We woke up this morning to the footage. No less than six hours after we watched, live, the Israeli bombing of a Gaza building last night, the same rogue military turned its jets north to Lebanon to inflict the same. Forty-seven people — yes, 47 — have been killed in Lebanon already as i write this. No doubt this is just the beginning.
The footage: a man, covered in chalky soot from the Israeli leveling of a
home, carried in his arms the limp body of a toddler. Her arms dangling
heavy in his arms, her mop of hair covering her face. Hair that her
mother, also killed in the bombing, must have brushed carefully before
bedtime, unable to predict that neither of them would exist only hours
later. i found myself wondering what a last bedtime lullaby sounds like.
This is the policy. It is clear that families are the bullseye. Israel
killed 24 people yesterday, including an entire family in Khan Younis, in
the middle of the besieged prison of the Gaza Strip. Mother, father,
children. All wiped out. Several days earlier, the same story — a family
trying to enjoy a bit of a respite between shelling, barbecueing corn on
the cob in their backyard, when a missile landed on their heads. And who
can forget, before the official Israeli seige began late last month, the June
9th explosion on the Gaza beach, which killed seven members of the Ghaliya
family — the young surviving girl running frantically between the sliced
and charred bodies of her father and mother, six-month-old brother. That
young girl, still in chronic shock, has not forgotten. Gazans do not
forget.
As Israel maintains its ethnic shredding policy, irregardless of age or
gender or political affiliation or shoe size or eye color, the international community forgets about Gaza, forgets about Iraq, forgets about Lebanon, about the decades of occupation and sanctions and displacement and expulsion, forgets about the deals made and deals broken, the fake treaties and cynical lip service, about the long lists of international laws carefully applied to other nations but not the US, not Israel. They forget about our snakey and quiet exemption to the Geneva Conventions, the blood that runs in the sewers of Abu Ghraib, of Baghram, of Guantanamo, of Ansar III, of San Quentin, of Santa Rita, of Pelican Bay, of Angola.

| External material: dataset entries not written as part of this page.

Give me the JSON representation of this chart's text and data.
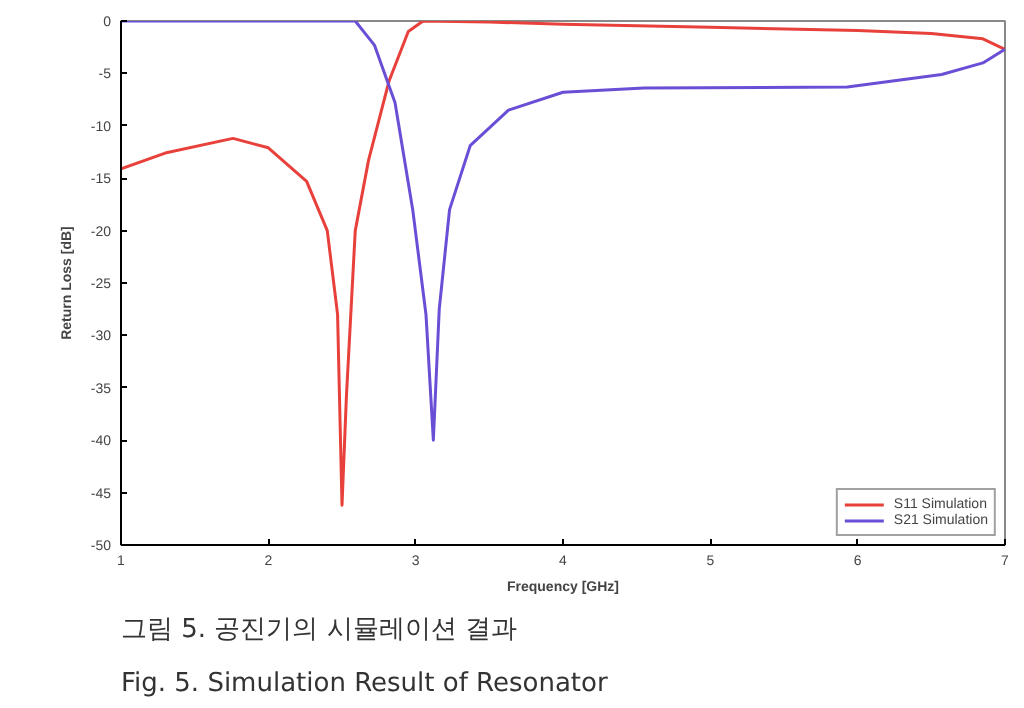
{
  "chart_data": {
    "type": "line",
    "xlabel": "Frequency [GHz]",
    "ylabel": "Return Loss [dB]",
    "xlim": [
      1,
      7
    ],
    "ylim": [
      -50,
      0
    ],
    "xticks": [
      1,
      2,
      3,
      4,
      5,
      6,
      7
    ],
    "yticks": [
      -50,
      -45,
      -40,
      -35,
      -30,
      -25,
      -20,
      -15,
      -10,
      -5,
      0
    ],
    "grid": false,
    "legend": "bottom right",
    "line_style": "solid",
    "marker": "none",
    "series": [
      {
        "name": "S11 Simulation",
        "color": "#e8403a",
        "x": [
          1,
          1.3,
          1.76,
          2.0,
          2.26,
          2.4,
          2.47,
          2.5,
          2.53,
          2.59,
          2.68,
          2.82,
          2.95,
          3.05,
          3.5,
          4,
          5,
          6,
          6.5,
          6.85,
          7
        ],
        "values": [
          -14.1,
          -12.6,
          -11.2,
          -12.1,
          -15.3,
          -20,
          -28,
          -46.2,
          -35.8,
          -20,
          -13.3,
          -5.7,
          -1,
          0,
          -0.1,
          -0.3,
          -0.6,
          -0.9,
          -1.2,
          -1.7,
          -2.7
        ]
      },
      {
        "name": "S21 Simulation",
        "color": "#6a4fd6",
        "x": [
          1,
          2.0,
          2.5,
          2.59,
          2.72,
          2.86,
          2.98,
          3.07,
          3.12,
          3.16,
          3.23,
          3.37,
          3.63,
          4,
          4.55,
          5.93,
          6.57,
          6.85,
          7
        ],
        "values": [
          0,
          0,
          0,
          0,
          -2.3,
          -7.8,
          -18,
          -28,
          -40,
          -27.5,
          -18,
          -11.9,
          -8.5,
          -6.8,
          -6.4,
          -6.3,
          -5.1,
          -4,
          -2.7
        ]
      }
    ],
    "annotations": [
      "그림 5.  공진기의 시뮬레이션 결과",
      "Fig. 5.  Simulation Result of Resonator"
    ]
  }
}
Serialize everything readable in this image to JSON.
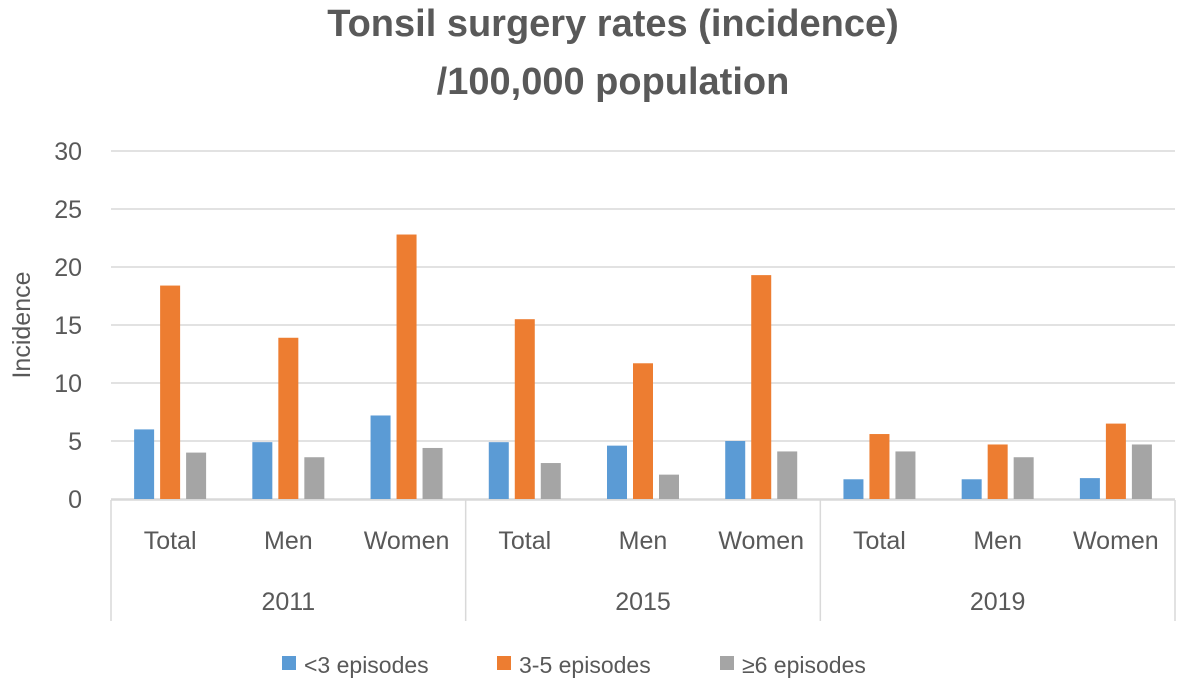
{
  "chart_data": {
    "type": "bar",
    "title_lines": [
      "Tonsil surgery rates (incidence)",
      "/100,000 population"
    ],
    "ylabel": "Incidence",
    "xlabel": "",
    "ylim": [
      0,
      30
    ],
    "yticks": [
      0,
      5,
      10,
      15,
      20,
      25,
      30
    ],
    "grid": true,
    "legend_position": "bottom",
    "groups": [
      {
        "label": "2011",
        "categories": [
          "Total",
          "Men",
          "Women"
        ]
      },
      {
        "label": "2015",
        "categories": [
          "Total",
          "Men",
          "Women"
        ]
      },
      {
        "label": "2019",
        "categories": [
          "Total",
          "Men",
          "Women"
        ]
      }
    ],
    "series": [
      {
        "name": "<3 episodes",
        "color": "#5b9bd5",
        "values": [
          6.0,
          4.9,
          7.2,
          4.9,
          4.6,
          5.0,
          1.7,
          1.7,
          1.8
        ]
      },
      {
        "name": "3-5 episodes",
        "color": "#ed7d31",
        "values": [
          18.4,
          13.9,
          22.8,
          15.5,
          11.7,
          19.3,
          5.6,
          4.7,
          6.5
        ]
      },
      {
        "name": "≥6 episodes",
        "color": "#a5a5a5",
        "values": [
          4.0,
          3.6,
          4.4,
          3.1,
          2.1,
          4.1,
          4.1,
          3.6,
          4.7
        ]
      }
    ]
  }
}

And here, in the illegally-occupied West Bank, people here are bracing for
the worst, yet again, yet again. But what echoes off the cement walls of
this refugee camp, in the searing and choking heat of summer, are the
shouts and songs of resistance, threadbare in its age but young and tough
in its spirit. Palestinians are not giving up, despite the assaults and
the checkpoints and the daily invasions and the sound bombs and the
shooting and the missile strikes and the land theft and the repeated
television footage of a dead baby’s dangling arm. They’re not giving up
yet. People tell me that they can survive this — that they have survived
so much during the past 60 years, and though no one can predict the
oncoming seiges, or where Israel will turn its US-made fighter jets
next, the idea of survival and resistance cannot perish.